The Cello Concerto in E minor, Op. 58 is a concerto written by Sergey Prokofiev between 1933 and 1938. Its duration is approximately 35 minutes. It consists of three movements:

==History==
The concerto was premiered on 26 November 1938 in Moscow by the USSR State Symphony Orchestra. Alexander Melik-Pashayev was the conductor and Lev Berezovsky played the cello.

The premiere of Prokofiev's Cello Concerto (Op. 58) was generally thought to have been very poorly interpreted by the cellist.
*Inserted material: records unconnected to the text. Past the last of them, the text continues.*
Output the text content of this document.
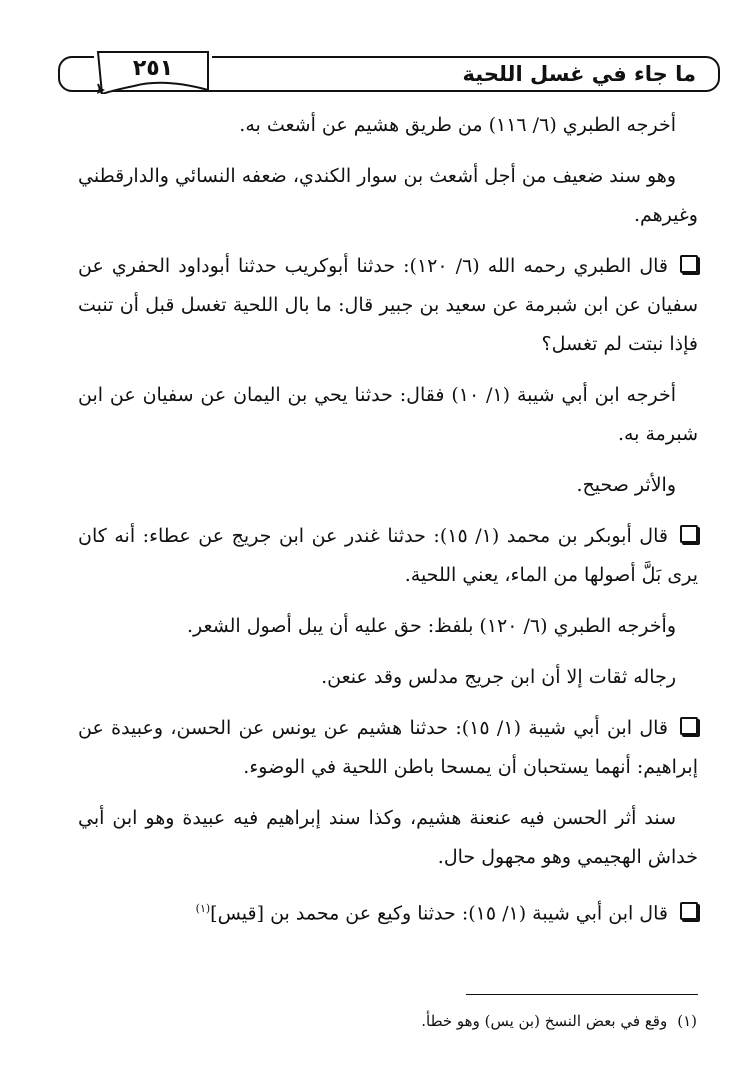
ما جاء في غسل اللحية
٢٥١

أخرجه الطبري (٦/ ١١٦) من طريق هشيم عن أشعث به.

وهو سند ضعيف من أجل أشعث بن سوار الكندي، ضعفه النسائي والدارقطني وغيرهم.

قال الطبري رحمه الله (٦/ ١٢٠): حدثنا أبوكريب حدثنا أبوداود الحفري عن سفيان عن ابن شبرمة عن سعيد بن جبير قال: ما بال اللحية تغسل قبل أن تنبت فإذا نبتت لم تغسل؟

أخرجه ابن أبي شيبة (١/ ١٠) فقال: حدثنا يحي بن اليمان عن سفيان عن ابن شبرمة به.

والأثر صحيح.

قال أبوبكر بن محمد (١/ ١٥): حدثنا غندر عن ابن جريج عن عطاء: أنه كان يرى بَلَّ أصولها من الماء، يعني اللحية.

وأخرجه الطبري (٦/ ١٢٠) بلفظ: حق عليه أن يبل أصول الشعر.

رجاله ثقات إلا أن ابن جريج مدلس وقد عنعن.

قال ابن أبي شيبة (١/ ١٥): حدثنا هشيم عن يونس عن الحسن، وعبيدة عن إبراهيم: أنهما يستحبان أن يمسحا باطن اللحية في الوضوء.

سند أثر الحسن فيه عنعنة هشيم، وكذا سند إبراهيم فيه عبيدة وهو ابن أبي خداش الهجيمي وهو مجهول حال.

قال ابن أبي شيبة (١/ ١٥): حدثنا وكيع عن محمد بن [قيس]$^{(١)}$

(١)وقع في بعض النسخ (بن يس) وهو خطأ.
The pianist Sviatoslav Richter, who rehearsed the piece with Berezovsky prior to its premiere, considered the soloist ill-suited to the piece ("the music was foreign to his nature") but felt that the conductor was also responsible for the performance's failure: "Melik-Pashayev's tempi were as impossible as they were wrong. It seemed to me that he utterly failed to grasp the work's inner essence. It was a total fiasco."

The concerto was seldom played afterwards, until Prokofiev heard Rostropovich play it at a 1947 concert at the Moscow Conservatory. The performance reawakened Prokofiev's interest in the cello, and he rewrote his concerto (with advice from Rostropovich) to create the Symphony-Concerto (Op. 125).

==Orchestration==
The work is scored for solo cello, 2 flutes, 2 oboes, 2 clarinets, 2 bassoons, 2 French horns, 2 trumpets, tuba, timpani, percussion (cymbals, castanets, bass drum, snare drum, tambourine), and strings.